Santri jebolan Ponpes Assalam, Surakarta ini juga mengajak semua warga untuk menjadikan bulan ini menjadi bulan solidaritas sosial.
"Ini bulan berbagi. Sudah saatnya kita perbanyak berbagi dengan saudara-saudara kita yang memiliki keterbatasan, yang membutuhkan, saudara-saudara kita yang tidak mampu," pesannya.
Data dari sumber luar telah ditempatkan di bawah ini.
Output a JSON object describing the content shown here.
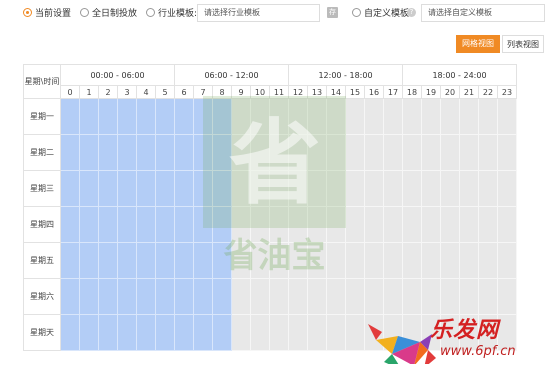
{
  "toolbar": {
    "options": [
      {
        "label": "当前设置",
        "selected": true
      },
      {
        "label": "全日制投放",
        "selected": false
      },
      {
        "label": "行业模板:",
        "selected": false
      },
      {
        "label": "自定义模板:",
        "selected": false
      }
    ],
    "industry_select_placeholder": "请选择行业模板",
    "custom_select_placeholder": "请选择自定义模板",
    "icon_label": "存",
    "help_icon_label": "?"
  },
  "view_switch": {
    "grid_label": "网格视图",
    "list_label": "列表视图",
    "active": "grid"
  },
  "grid": {
    "corner_label": "星期\\时间",
    "time_groups": [
      "00:00 - 06:00",
      "06:00 - 12:00",
      "12:00 - 18:00",
      "18:00 - 24:00"
    ],
    "hours": [
      "0",
      "1",
      "2",
      "3",
      "4",
      "5",
      "6",
      "7",
      "8",
      "9",
      "10",
      "11",
      "12",
      "13",
      "14",
      "15",
      "16",
      "17",
      "18",
      "19",
      "20",
      "21",
      "22",
      "23"
    ],
    "days": [
      "星期一",
      "星期二",
      "星期三",
      "星期四",
      "星期五",
      "星期六",
      "星期天"
    ],
    "selected_hours": [
      0,
      1,
      2,
      3,
      4,
      5,
      6,
      7,
      8
    ]
  },
  "watermark": {
    "glyph": "省",
    "text": "省油宝"
  },
  "site_logo": {
    "name": "乐发网",
    "url": "www.6pf.cn"
  },
  "colors": {
    "accent": "#f08a24",
    "selected_cell": "#b3cdf6",
    "unselected_cell": "#e8e8e8"
  }
}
Selain meningkatkan amal ibadah, Iqbal juga berharap warga NTB menjadikan bulan ini sebagai momentum untuk kembali ke nilai-nilai keluarga.
“Lebih banyak meluangkan waktu untuk bertemu dengan saudara, keluarga besar," pesannya.
Berkaitan dengan itu, ia juga menekankan pada agar seluruh tempat hiburan ditutup selama bulan Ramadan. Bagi restoran atau warung makan agar menutup restorannya dengan gorden sehingga tidak mengganggu mereka yang tengah menjalankan ibadah puasa.
"Pemilik dan pengelola tempat-tempat hiburan diharapkan mematuhi ini," tegasnya.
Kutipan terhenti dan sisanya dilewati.